Firstly, we design two modules based on DCE-Net, the TCE-L and TCE-C modules, which output two curves that are specifically for enhancing image brightness and contrast, respectively. Additionally, we develop a multi-scale feature fusion (MFF) module that integrates multi-scale features from both the original and preliminarily enhanced images, taking into account the brightness distribution characteristics of low-light images, to obtain the optimal enhanced image. The key advantage of the proposed algorithm lies in its zero-reference nature, meaning no paired or unpaired data are required during training. This is achieved by adopting a set of non-reference loss functions, including spatial consistency loss, exposure control loss, color constancy loss, and illumination smoothness loss, to ensure image quality and avoid issues such as artifacts and color distortion. Furthermore, we incorporate the structural similarity index measure loss to preserve accurate image textures. These loss functions are designed to capture high-level features of images, rather than just pixel-level differences, thereby helping to improve the model’s ability to adapt to new lighting conditions. The contributions of this study are as follows:
We propose Zero-TCE, a zero-reference dual-path network for low-light image enhancement based on multi-scale deep curve estimation. This network is independent of paired and unpaired training data, thereby mitigating the risk of overfitting.
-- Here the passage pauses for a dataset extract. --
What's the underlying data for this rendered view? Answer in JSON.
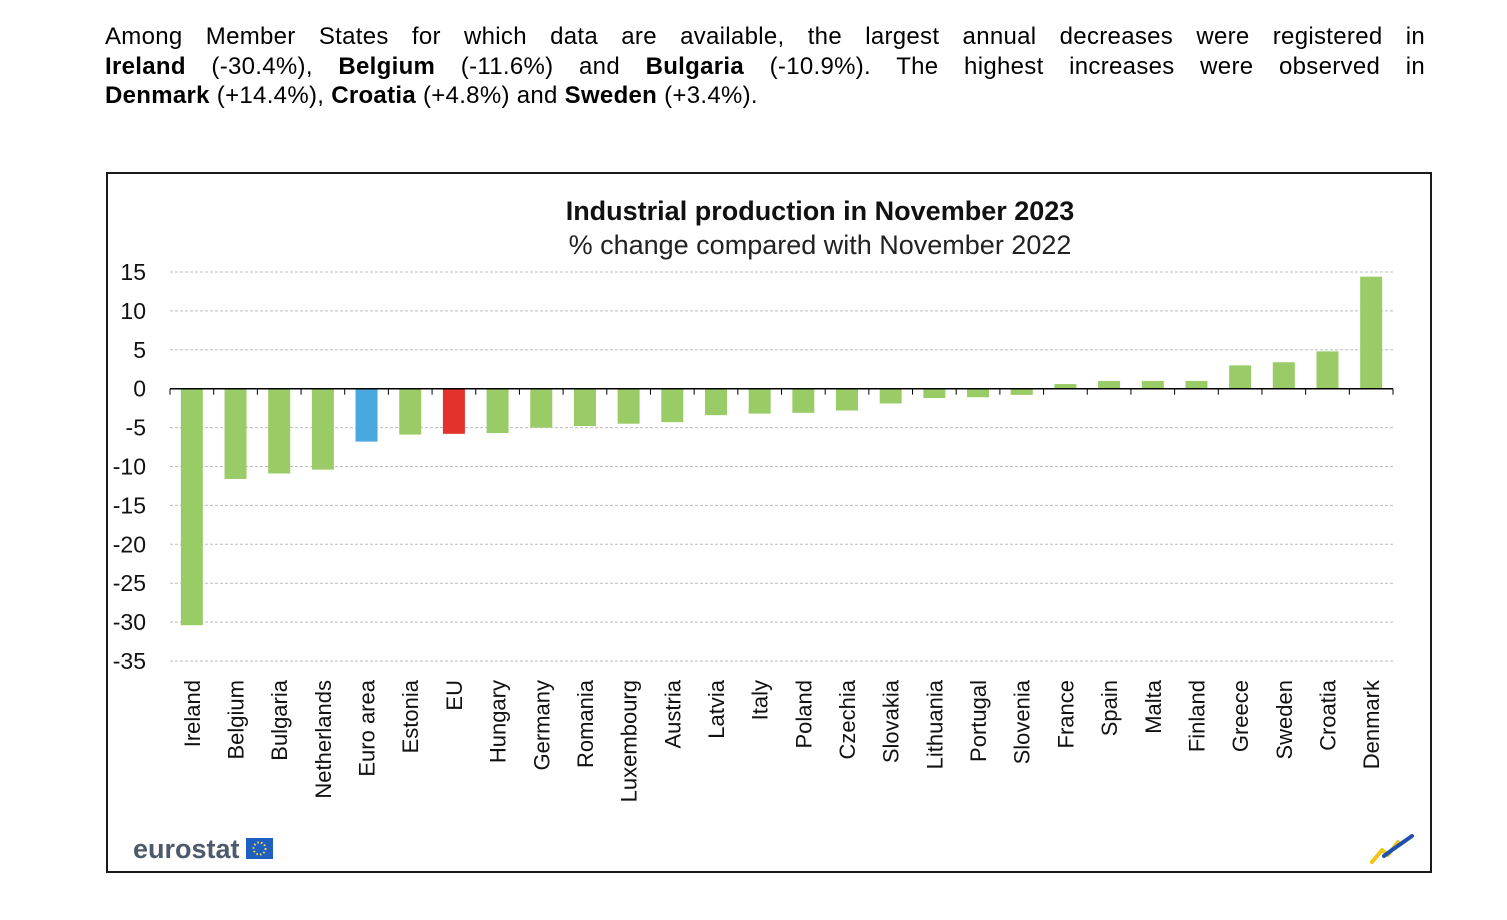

We design three image-specific curves that collectively enable brightness enhancement, contrast improvement, and multi-scale feature fusion for low-light images.
We indirectly assess enhancement quality through task-specific non-reference loss functions, which preserve accurate image textures, enhance dark details, and avoid issues such as artifacts and color distortions.
The structure of the remainder of this paper is outlined as follows:
Section 2 delves into related work, providing an overview of the current approach in the field.
Section 3 presents a comprehensive description of the proposed Zero-TCE method, elucidating its intricacies in detail. In
Section 4, we present and discuss the experimental results obtained through the application of Zero-TCE. Lastly,
Section 5 concludes the paper by summarizing our findings and outlining potential directions for future research.